Partly to enable these standards, and partly due to the many extra benefits it brings, v3 also has the major distinction of being wrapped entirely in Python. The extra benefits brought by this include:

  • a native python library interface (eg. get your output box directly as a numpy array).

  • better file-writing, into the HDF5 format, which saves metadata along with the box data.

  • a caching system so that the same data never has to be calculated twice.

  • reproducibility: know which exact version of 21cmFAST, with what parameters, produced a given dataset.

  • significantly improved warnings and error checking/propagation.

  • simplicity for adding new additional effects, and inserting them in the calculation pipeline.

We hope that additional features and benefits will be found by the growing community of 21cmFAST developers and users.

How it Works

v3 is not a complete rewrite of 21cmFAST. Most of the C-code of previous versions is kept, though it has been modularised and modified in many places. The fundamental routines are the same (barring bugfixes!).

The major programs of the original version (init, perturb, ionize etc.) have been converted into modular functions in C. Furthermore, most of the global parameters (and, more often than not, global #define options) have been modularised and converted into a series of input “parameter” structs. These get passed into the functions. Furthermore, each C function, instead of writing a bunch of files, returns an output struct containing all the stuff it computed.
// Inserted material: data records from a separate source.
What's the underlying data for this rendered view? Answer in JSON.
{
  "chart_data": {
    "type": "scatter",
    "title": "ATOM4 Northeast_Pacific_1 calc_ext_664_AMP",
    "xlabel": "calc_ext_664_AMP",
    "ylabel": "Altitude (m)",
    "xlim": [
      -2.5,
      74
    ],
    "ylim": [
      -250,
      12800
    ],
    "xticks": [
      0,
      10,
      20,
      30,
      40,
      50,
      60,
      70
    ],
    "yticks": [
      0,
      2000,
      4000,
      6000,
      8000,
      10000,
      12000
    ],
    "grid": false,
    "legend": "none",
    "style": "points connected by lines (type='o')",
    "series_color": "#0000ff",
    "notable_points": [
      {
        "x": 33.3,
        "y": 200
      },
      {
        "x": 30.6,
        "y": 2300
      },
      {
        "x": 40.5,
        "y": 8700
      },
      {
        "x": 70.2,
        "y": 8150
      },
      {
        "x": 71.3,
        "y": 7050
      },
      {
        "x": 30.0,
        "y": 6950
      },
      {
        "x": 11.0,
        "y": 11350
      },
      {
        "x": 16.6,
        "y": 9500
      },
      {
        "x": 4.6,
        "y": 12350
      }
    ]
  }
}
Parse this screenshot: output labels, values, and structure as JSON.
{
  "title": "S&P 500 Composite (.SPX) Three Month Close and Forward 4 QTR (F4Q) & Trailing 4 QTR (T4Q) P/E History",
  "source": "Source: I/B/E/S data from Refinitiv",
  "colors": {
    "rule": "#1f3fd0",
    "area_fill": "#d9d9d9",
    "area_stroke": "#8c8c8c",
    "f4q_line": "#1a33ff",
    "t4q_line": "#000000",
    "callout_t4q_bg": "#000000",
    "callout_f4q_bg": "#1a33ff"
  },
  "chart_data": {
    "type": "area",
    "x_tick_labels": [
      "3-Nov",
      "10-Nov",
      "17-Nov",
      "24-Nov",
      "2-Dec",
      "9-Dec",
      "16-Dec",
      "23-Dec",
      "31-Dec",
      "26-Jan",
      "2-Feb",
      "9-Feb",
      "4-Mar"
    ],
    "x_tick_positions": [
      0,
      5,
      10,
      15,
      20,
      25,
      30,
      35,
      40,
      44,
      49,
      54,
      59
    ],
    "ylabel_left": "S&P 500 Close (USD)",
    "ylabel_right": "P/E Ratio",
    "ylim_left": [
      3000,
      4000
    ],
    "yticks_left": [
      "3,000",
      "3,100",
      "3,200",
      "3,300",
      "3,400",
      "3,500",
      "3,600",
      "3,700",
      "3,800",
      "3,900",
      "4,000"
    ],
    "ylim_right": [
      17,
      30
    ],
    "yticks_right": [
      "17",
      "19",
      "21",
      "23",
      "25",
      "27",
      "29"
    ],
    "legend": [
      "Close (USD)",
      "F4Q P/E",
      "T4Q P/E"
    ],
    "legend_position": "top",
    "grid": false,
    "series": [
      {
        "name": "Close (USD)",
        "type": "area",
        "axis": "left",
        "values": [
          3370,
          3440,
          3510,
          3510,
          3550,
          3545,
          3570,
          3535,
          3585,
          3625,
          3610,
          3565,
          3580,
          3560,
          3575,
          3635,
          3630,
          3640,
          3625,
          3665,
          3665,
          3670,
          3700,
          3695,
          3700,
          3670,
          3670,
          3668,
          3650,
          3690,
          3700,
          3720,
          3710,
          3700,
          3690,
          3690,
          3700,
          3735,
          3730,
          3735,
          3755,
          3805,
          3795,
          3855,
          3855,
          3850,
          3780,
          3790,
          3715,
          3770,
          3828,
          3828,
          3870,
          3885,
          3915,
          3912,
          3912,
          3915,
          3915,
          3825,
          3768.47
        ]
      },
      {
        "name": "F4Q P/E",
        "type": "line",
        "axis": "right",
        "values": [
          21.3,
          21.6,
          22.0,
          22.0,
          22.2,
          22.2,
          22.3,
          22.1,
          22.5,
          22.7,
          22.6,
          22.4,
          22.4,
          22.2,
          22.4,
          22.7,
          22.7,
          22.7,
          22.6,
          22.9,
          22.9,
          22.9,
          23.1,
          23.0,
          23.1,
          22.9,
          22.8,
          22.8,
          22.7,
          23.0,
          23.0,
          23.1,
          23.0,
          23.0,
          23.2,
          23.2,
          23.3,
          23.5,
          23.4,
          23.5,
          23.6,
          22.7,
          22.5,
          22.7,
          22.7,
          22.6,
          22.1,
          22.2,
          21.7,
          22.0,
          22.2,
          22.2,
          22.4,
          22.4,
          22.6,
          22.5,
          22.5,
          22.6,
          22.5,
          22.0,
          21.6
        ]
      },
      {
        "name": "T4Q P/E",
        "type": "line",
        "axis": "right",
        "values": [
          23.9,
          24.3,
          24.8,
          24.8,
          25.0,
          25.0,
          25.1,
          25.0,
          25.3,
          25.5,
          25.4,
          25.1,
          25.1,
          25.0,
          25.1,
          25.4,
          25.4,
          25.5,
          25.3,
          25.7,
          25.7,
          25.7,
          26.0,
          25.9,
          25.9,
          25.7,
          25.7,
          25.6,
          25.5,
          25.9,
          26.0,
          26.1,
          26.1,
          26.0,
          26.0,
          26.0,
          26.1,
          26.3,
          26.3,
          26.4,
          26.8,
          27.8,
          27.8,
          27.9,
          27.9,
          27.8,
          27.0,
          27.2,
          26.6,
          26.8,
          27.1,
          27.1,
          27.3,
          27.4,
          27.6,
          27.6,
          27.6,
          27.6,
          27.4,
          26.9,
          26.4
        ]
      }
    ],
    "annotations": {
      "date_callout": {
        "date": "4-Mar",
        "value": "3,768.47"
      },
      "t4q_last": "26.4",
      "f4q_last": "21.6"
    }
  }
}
Each of these functions and structs are wrapped in Python using the cffi package. CFFI compiles the C code once upon installation. Due to the fact that parameters are now passed around to the different functions, rather than being global defines, we no longer need to re-compile every time an option is changed. Python itself can handle changing the parameters, and can use the outputs in whatever way the user desires.

To maintain continuity with previous versions, a CLI interface is provided (see below) that acts in a similar fashion to previous versions.

High-level configuration of 21cmFAST can be set using the py21cmfast.config object. It is essentially a dictionary with its key/values the parameters. To make any changes in the object permanent, use the py21cmfast.config.write() method. One global configuration option is direc, which specifies the directory in which 21cmFAST will cache results by default (this can be overriden directly in any function, see below for details).

Finally, 21cmFAST contains a more robust cataloguing/caching method. Instead of saving data with a selection of the dependent parameters written into the filename – a method which is prone to error if a parameter which is not part of that selection is modified – 21cmFAST writes all data into a configurable central directory with a hash filename unique to all parameters upon which the data depends. Each kind of dataset has attached methods which efficiently search this central directory for matching data to be read when necessary. Several arguments are available for all library functions which produce such datasets that control this output. In this way, the data that is being retrieved is always reliably produced with the desired parameters, and users need not concern themselves with how and where the data is saved – it can be retrieved merely by creating an empty object with the desired parameters and calling .read(), or even better, by calling the function to produce the given dataset, which will by default just read it in if available.

CLI

The CLI interface always starts with the command 21cmfast, and has a number of subcommands. To list the available subcommands, use:

$ 21cmfast --help

To get help on any subcommand, simply use:

$ 21cmfast <subcommand> --help

Any subcommand which runs some aspect of 21cmFAST will have a --config option, which specifies a configuration file. This config file specifies the parameters of the run. Furthermore, any particular parameter that can be specified in the config file can be alternatively specified on the command line by appending the command with the parameter name, eg.:

$ 21cmfast init --config=my_config.yml --HII_DIM=40 hlittle=0.7 --DIM 100 SIGMA_8 0.9

The above command shows the numerous ways in which these parameters can be specified (with or without leading dashes, and with or without “=”).

The CLI interface, while simple to use, does have the limitation that more complex arguments than can be passed to the library functions are disallowed. For example, one cannot pass a previously calculated initial conditions box to the perturb command. However, if such a box has been calculated with the default option to write it to disk, then it will automatically be found and used in such a situation, i.e. the following will not re-calculate the init box:

$ 21cmfast init
$ 21cmfast perturb redshift=8.0

This means that almost all of the functionality provided in the library is accessible via the CLI.